• We have updated the guidelines regarding posting political content: please see the stickied thread on Website Issues.

Denmark To Outlaw Sex With Animals

A friend of mine once told me that as a boy he knew a guy who had carefully cracked and egg into a beaker then commited onanism into it in the mistaken beliefe he could create a 'chicken man'.
 
It seems both illiberal and unnecessary. Or has someone set up a government funded counselling service for the victims? :twisted:

I don't suppose the animals can give consent to being killed and eaten either - will they be banning that as well?
 
The only animal botherers I've ever met were all in Tamworth, Staffordshire for some reason? a bloke called 'gonk' who was in a band called King Woderick and the Yoghurts who was infamous localy for having sex with a goat, a girl called Ellie who went round telling her friends that sex with animals was the way forward and a bloke called Kendo who tried to get me to watch a video of his wife with the family's Labrador.
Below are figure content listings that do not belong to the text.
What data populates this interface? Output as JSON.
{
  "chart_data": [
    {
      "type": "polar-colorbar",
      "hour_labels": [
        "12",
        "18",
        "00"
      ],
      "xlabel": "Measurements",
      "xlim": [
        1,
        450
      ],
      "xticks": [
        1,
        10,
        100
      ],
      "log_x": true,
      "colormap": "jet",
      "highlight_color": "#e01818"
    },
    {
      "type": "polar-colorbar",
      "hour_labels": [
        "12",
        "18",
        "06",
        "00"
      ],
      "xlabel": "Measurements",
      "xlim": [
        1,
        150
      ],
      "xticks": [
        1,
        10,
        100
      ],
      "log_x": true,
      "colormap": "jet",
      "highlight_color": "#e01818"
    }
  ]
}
Tamworth's weird. :shock:
 
Many years ago a mate and I went into a pub in darkest Aberdeenshire. It was a pretty rough looking joint and as we were having a pint one of the locals came in and said "Have you heard aboot Norrie?"
There was a chorus of "nos" and he said "He's been arrested for ****ing a coo!"
The barman gave a resigned sigh and said "I told him he'd get caught again."
We just stood there unable to drink with beer running down our chins then we made our way to the door.
My mate said "If this was America we'd be hearing banjo music."
 
Back in the days of those awful contact magazines, the code for this was PL - Pet Lover. It didn't mean they liked animals in the conventional sense, anymore than WS mean they liked swimming. :lol:

Never met anyone in the flesh who would admit to this, and don't think I want to. Never knowingly known anyone who got busted for it either.
 
Maybe the guy who was rogering the horse was trying to create a centaur.